I’d read those books cover to cover, and there was no mention of Clover or Kaiden, yet here they were. They existed just like the other random people I had met: the bakers, the inn clerks, the landlords, the Garden attendants . . . Each of them had a life, a past, and hopes for the future. They weren’t abbreviated characters; they were actual human beings. The amount of detail in the city itself, the people I met, the lives they led, it seemed impossible to have come from one person’s mind. It was too much.
Technically, yes, I could’ve just fallen through some dimensional hole into a pocket world imagined by the author in greater detail than he was able to record. Maybe he was a supergenius and knew the location of every rock and the story of every one of the three hundred thousand residents of Kair Toren.
Except that it didn’t feel like a fictional world. Itfeltreal. I had been sure of it ever since I looked into Reynald’s eyes on the roof terrace. The books might have described and recorded the events that happened here, but this was its own separate reality. It existed independently of the fictional series, and it was headed for a cliff at breakneck speed.
Several months from now, Hreban would manufacture suffering on a mass scale. He would do it out in the open, without fear of retribution. There would be no Justice Chamber to stop him because he would be running it. Nobody would escape unscathed.
Thinking about it made my stomach churn.
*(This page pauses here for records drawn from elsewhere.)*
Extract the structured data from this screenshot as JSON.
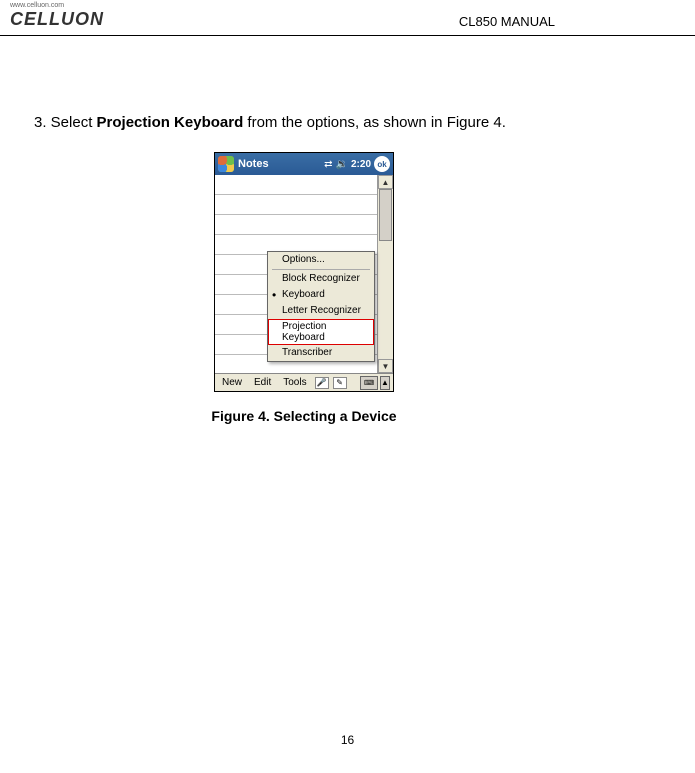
{
  "header": {
    "logo_url": "www.celluon.com",
    "logo_text": "CELLUON",
    "doc_title": "CL850 MANUAL"
  },
  "content": {
    "step_num": "3. Select ",
    "step_bold": "Projection Keyboard",
    "step_rest": " from the options, as shown in Figure 4.",
    "caption": "Figure 4. Selecting a Device"
  },
  "screenshot": {
    "titlebar": {
      "app_title": "Notes",
      "time": "2:20",
      "ok": "ok"
    },
    "menu": {
      "options": "Options...",
      "block_recognizer": "Block Recognizer",
      "keyboard": "Keyboard",
      "letter_recognizer": "Letter Recognizer",
      "projection_keyboard": "Projection Keyboard",
      "transcriber": "Transcriber"
    },
    "bottombar": {
      "new": "New",
      "edit": "Edit",
      "tools": "Tools"
    },
    "scrollbar": {
      "up": "▲",
      "down": "▼"
    }
  },
  "page_number": "16"
}
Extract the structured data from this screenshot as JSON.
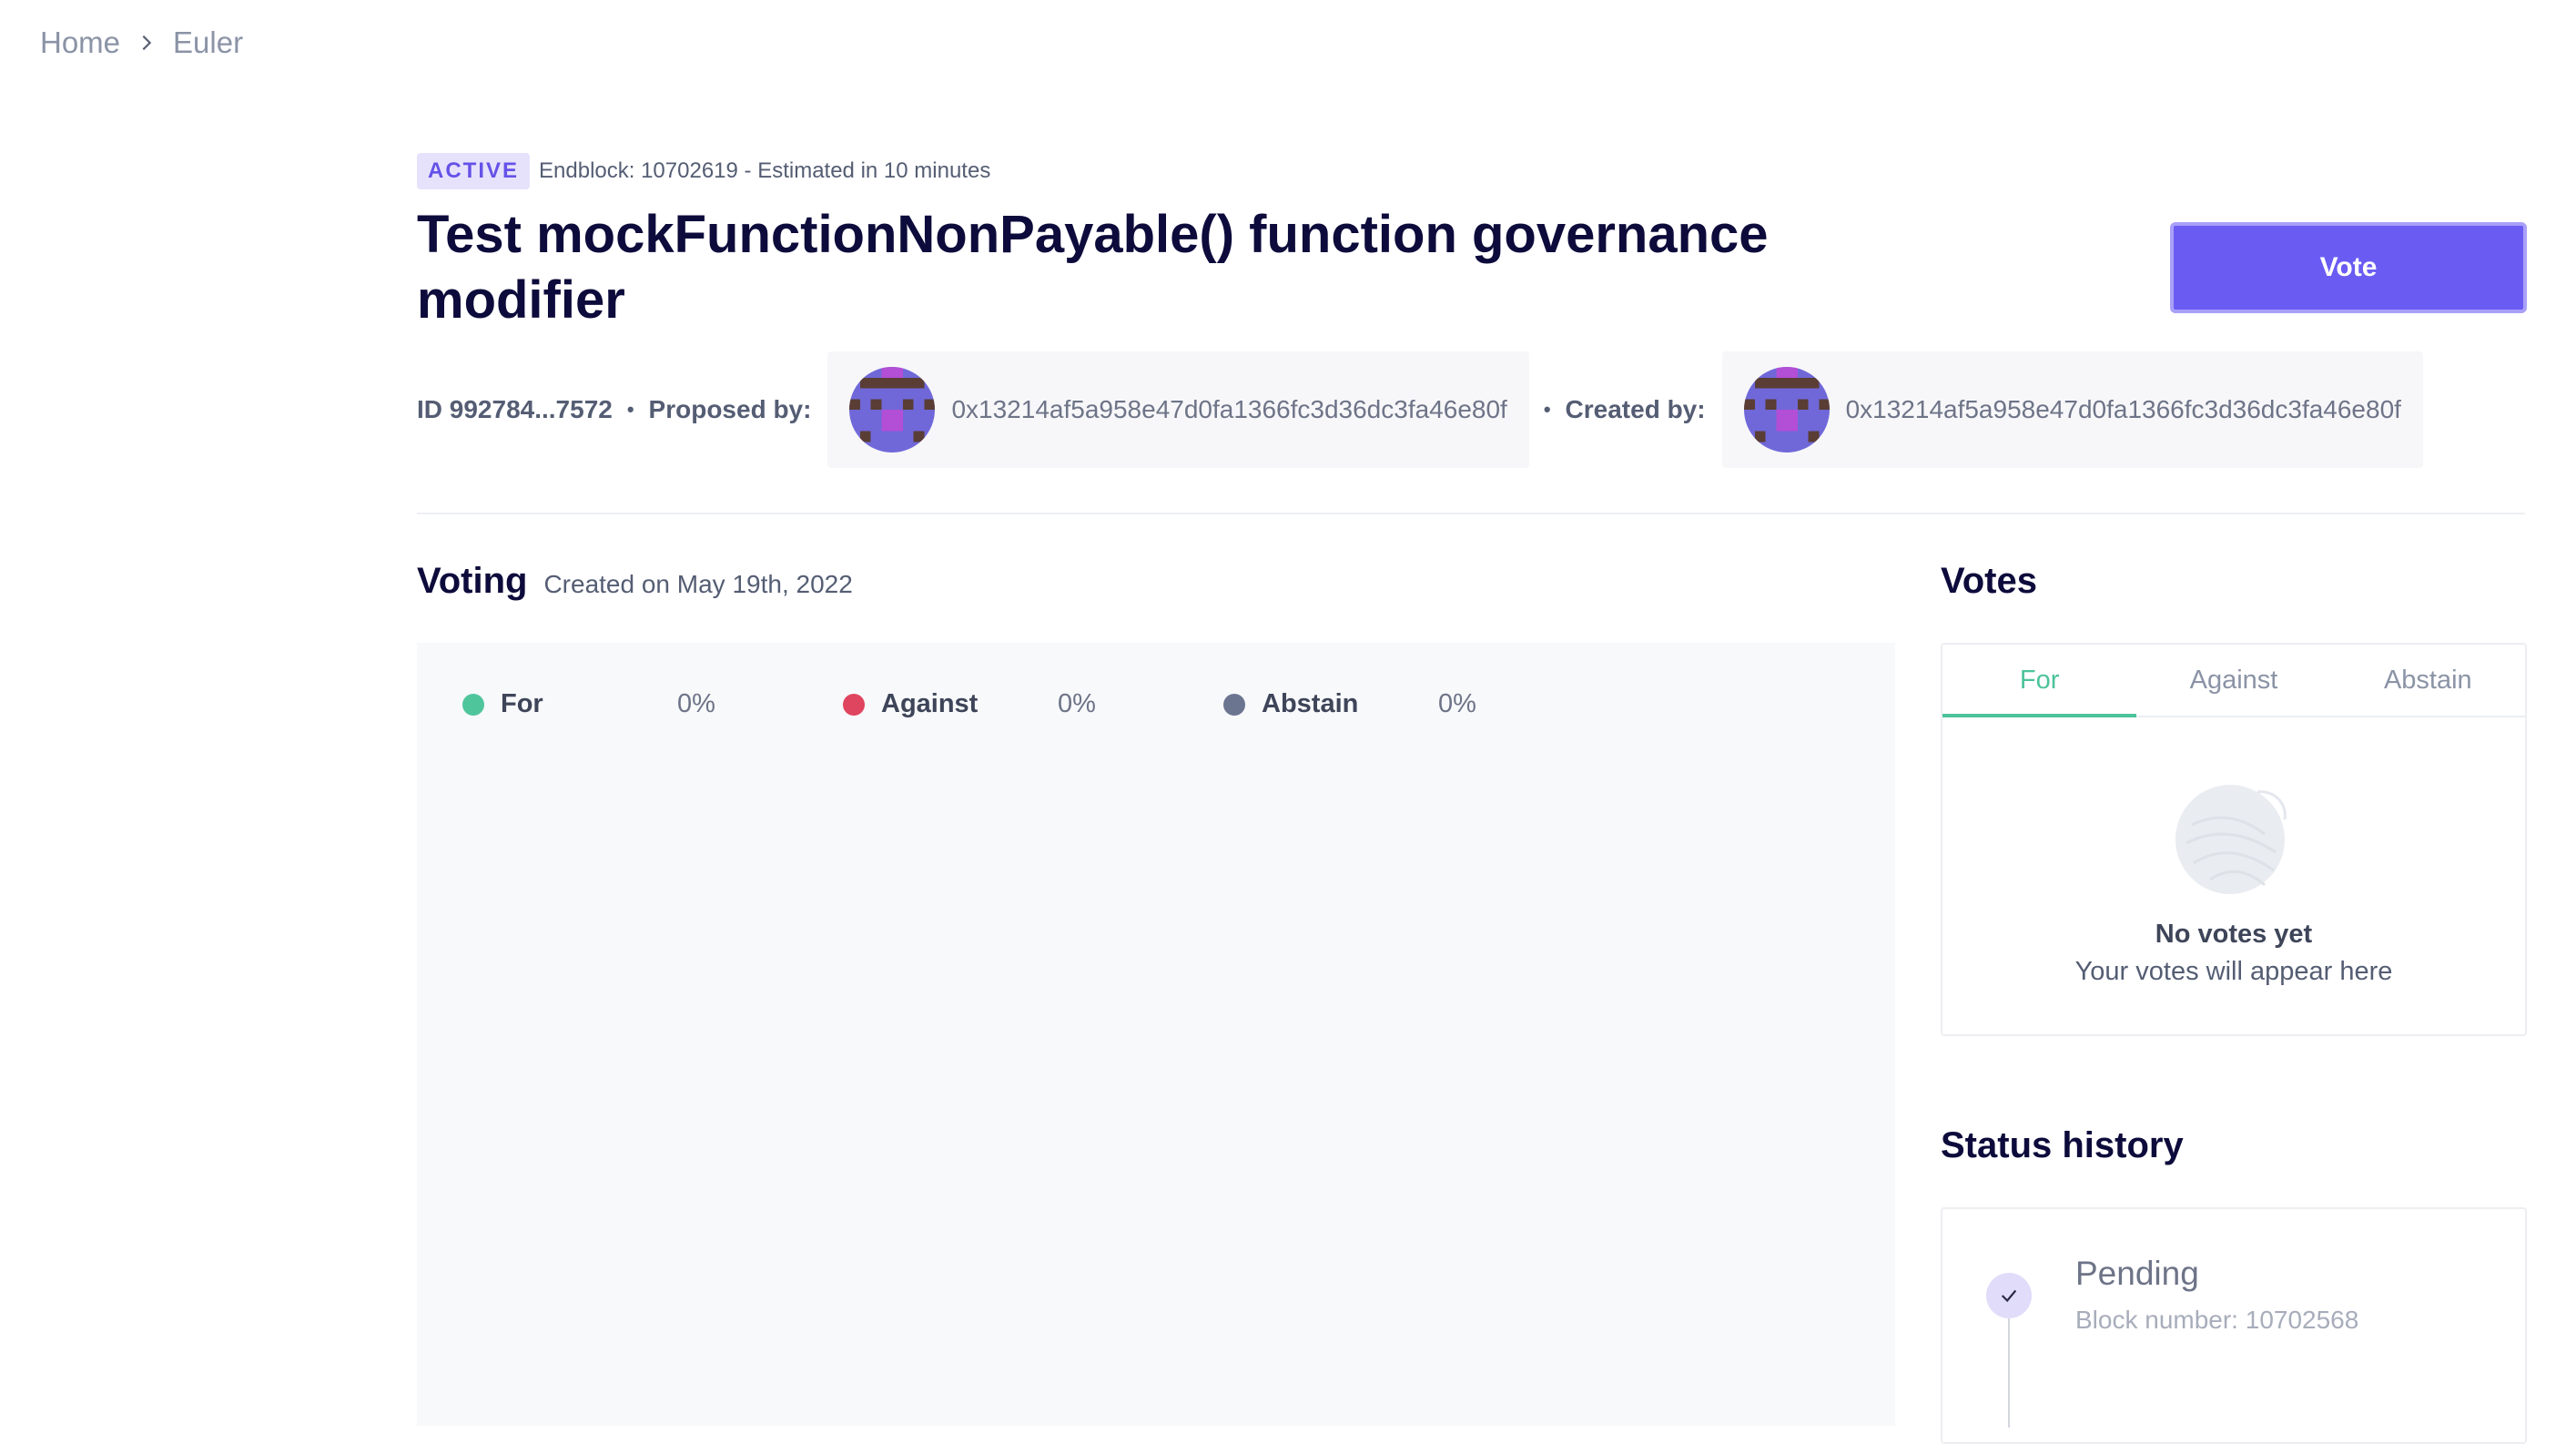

What would happen to Reynald and the kids? True, I’d helped them for now, but it wouldn’t last. Their lives would turn into nightmares, and I was the only one who knew about it. I hadn’t saved them. I’d just postponed the torment. I’d given them hope, and then Hreban would set their world on fire.
What was the point of being thrown into this world and watching it all burn?
“Will you try to get Matheo out of the Tower?” I asked.
Reynald stirred. “Yes. He is my son. I promised my wife . . .”
“At her grave. I know.”
He looked at me and shook his head. “What will you do after we return the children?”
“I’m going to destroy Ulmar Hreban.”
The moment my mouth shaped the words, something changed. It felt right, as if I had blundered out of the woods onto a path. Almost like a bell tolled somewhere.
Reynald raised his dark eyebrows. “You’re going to destroy the richest man in Rellas? The head of a Great Family?”
“Yes.”
“Why?”
“Because I will not let Rellas burn.”
Reynald and Matheo, Clover and Kaiden, Galiene and her daughter, Solentine, the bakers, the nameless handpie seller, I would give them all a different future.
Just wait, Ulmar. You thought you could murder people left and right as if they didn’t matter. I will fix you right up. Fucking watch me.
Reynald pondered me. “How are you planning to go about it?”